Dartmouth, as a whole, is supportive of gays

To the Editor:

In response to recent publicity surrounding the "rash of homophobic activity" at the College, I would like to attempt to place these events in perspective. While any manifestation of homophobia is upsetting, and while these incidents are particularly disturbing due to their severity and persistence, it is important to remember that the Dartmouth community has become highly supportive of its gay, lesbian and bisexual (g/l/b) members. This growing support is evident on a policy level. It is also reflected in the College's allocation of resources to support g/l/b students. More important, however, is the growing supportiveness of the student body.

Case in point: On National Coming Out Day (Oct. 11), students in the Dartmouth Rainbow Alliance distributed 500 rainbow flag stickers to their peers in just over an hour. All day, I was surprised and delighted to see a wide range of students -- gay and straight alike -- wearing these stickers on their shirts and book-bags. Moreover, 500 stickers were not enough to saturate the campus, for I heard from several students who were disappointed that they did not get stickers before the supply ran out. When I first arrived here in 1990, this would have been unthinkable. Yet today, it appears that a growing majority of Dartmouth students are supportive of their g/l/b peers.

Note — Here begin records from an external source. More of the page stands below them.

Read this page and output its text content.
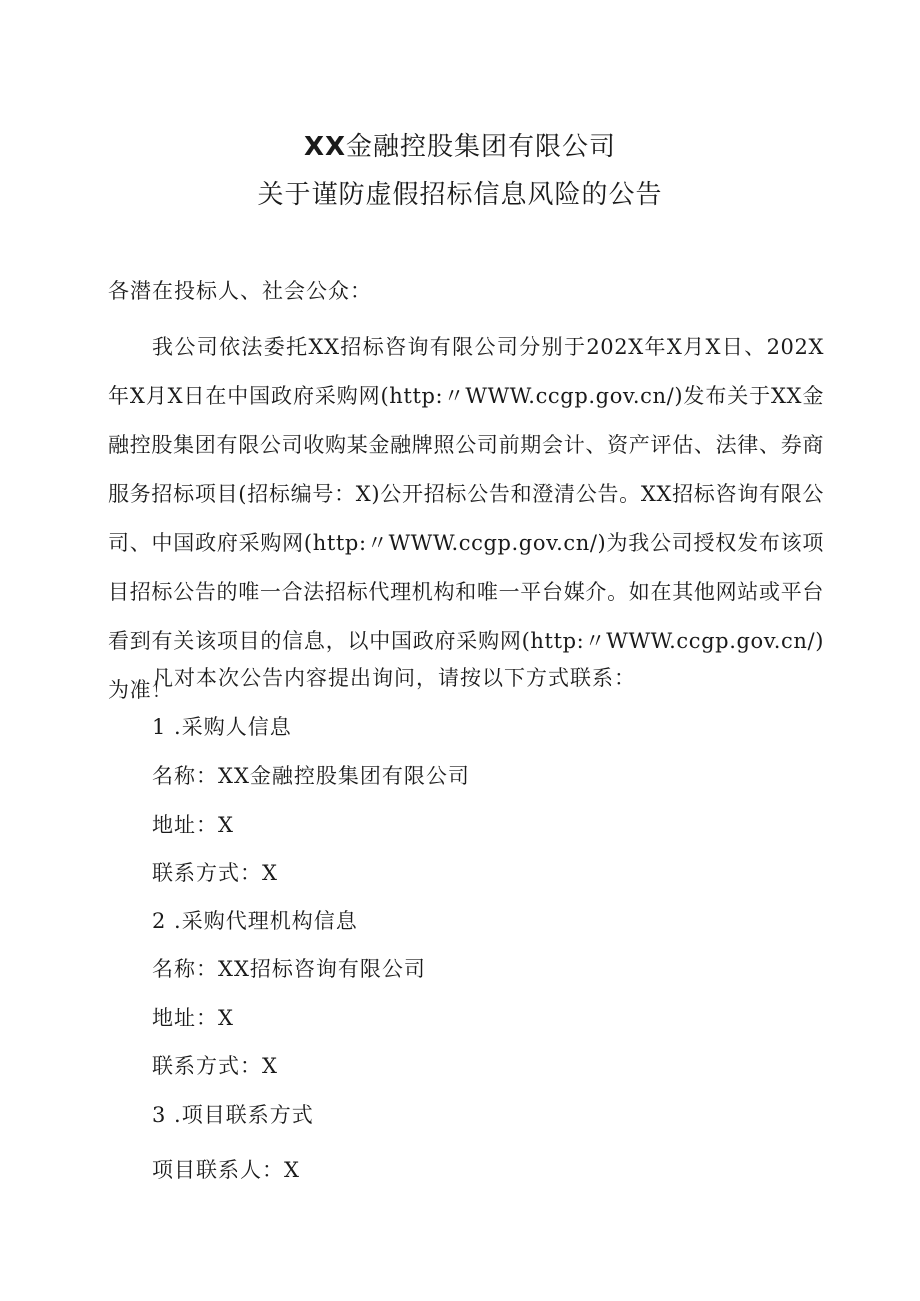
XX金融控股集团有限公司
关于谨防虚假招标信息风险的公告
各潜在投标人、社会公众：

我公司依法委托XX招标咨询有限公司分别于202X年X月X日、202X年X月X日在中国政府采购网(http:〃WWW.ccgp.gov.cn/)发布关于XX金融控股集团有限公司收购某金融牌照公司前期会计、资产评估、法律、券商服务招标项目(招标编号：X)公开招标公告和澄清公告。XX招标咨询有限公司、中国政府采购网(http:〃WWW.ccgp.gov.cn/)为我公司授权发布该项目招标公告的唯一合法招标代理机构和唯一平台媒介。如在其他网站或平台看到有关该项目的信息，以中国政府采购网(http:〃WWW.ccgp.gov.cn/)为准！

凡对本次公告内容提出询问，请按以下方式联系：
1 .采购人信息
名称：XX金融控股集团有限公司
地址：X
联系方式：X
2 .采购代理机构信息
名称：XX招标咨询有限公司
地址：X
联系方式：X
3 .项目联系方式
项目联系人：X
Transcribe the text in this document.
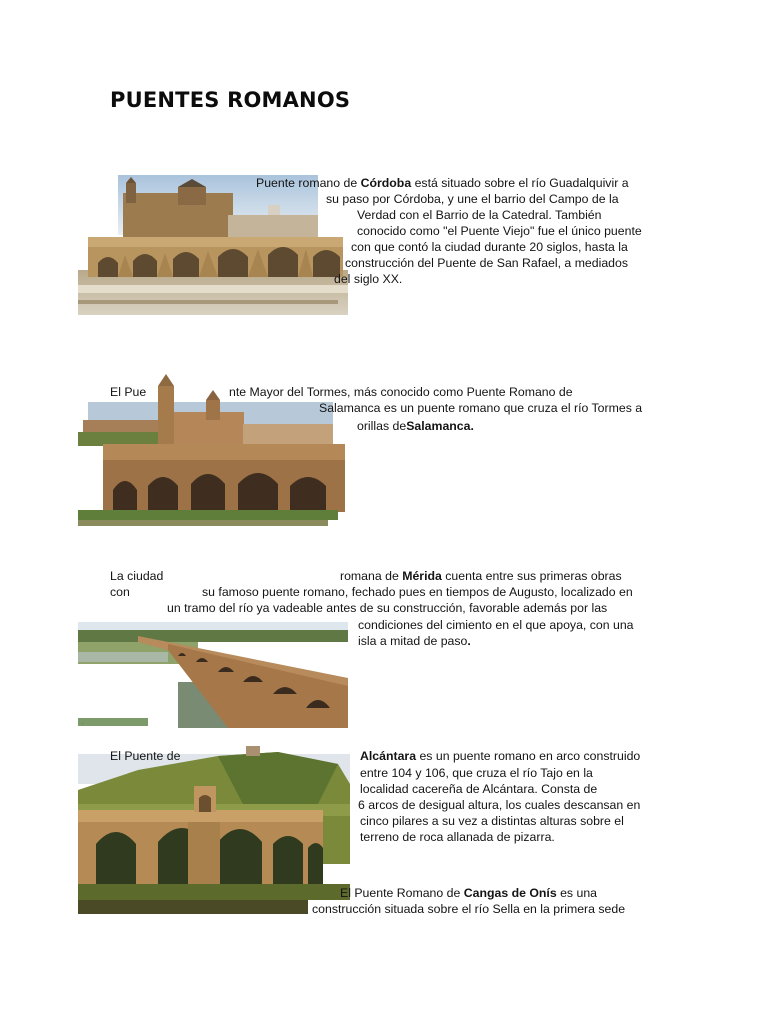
PUENTES ROMANOS
Puente romano de Córdoba está situado sobre el río Guadalquivir a
su paso por Córdoba, y une el barrio del Campo de la
Verdad con el Barrio de la Catedral. También
conocido como "el Puente Viejo" fue el único puente
con que contó la ciudad durante 20 siglos, hasta la
construcción del Puente de San Rafael, a mediados
del siglo XX.
El Pue	nte Mayor del Tormes, más conocido como Puente Romano de
Salamanca es un puente romano que cruza el río Tormes a
orillas deSalamanca.
·
La ciudad	romana de Mérida cuenta entre sus primeras obras
con	su famoso puente romano, fechado pues en tiempos de Augusto, localizado en
un tramo del río ya vadeable antes de su construcción, favorable además por las
condiciones del cimiento en el que apoya, con una
isla a mitad de paso.
El Puente de	Alcántara es un puente romano en arco construido
entre 104 y 106, que cruza el río Tajo en la
localidad cacereña de Alcántara. Consta de
6 arcos de desigual altura, los cuales descansan en
cinco pilares a su vez a distintas alturas sobre el
terreno de roca allanada de pizarra.
El Puente Romano de Cangas de Onís es una
construcción situada sobre el río Sella en la primera sede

My point is not to deny the seriousness of these recent incidents. Nor do I wish to suggest that homophobia is no longer a concern at Dartmouth. (Clearly, we continue to have a significant problem here, and the College needs to do more to combat homophobia and to ensure the security of its g/l/b students. I hope that these events can serve as a catalyst in that regard.) Rather, my desire is to suggest that we not allow the behavior of a few anonymous students to intimidate or discourage us. Our progress over the past several years has been phenomenal. We should take heart at these gains, and we should continue our important work, undaunted by the antics of a shrinking fringe.

In closing, I would like to call upon straight allies to speak up on behalf of their g/l/b peers. At times like these, silence is often interpreted as acceptance of homophobia. Therefore, do not be silent. Vocalize your support directly to someone you know. Write a letter to The Dartmouth. Have the courage to voice your objection to an off-hand homophobic remark. Hang a "Gay Friendly Space" sticker on your door or in your room (blitz me and I'll send you one). However you choose to do it, help let Dartmouth know that anonymous homophobes speak for only a dwindling fraction of our community.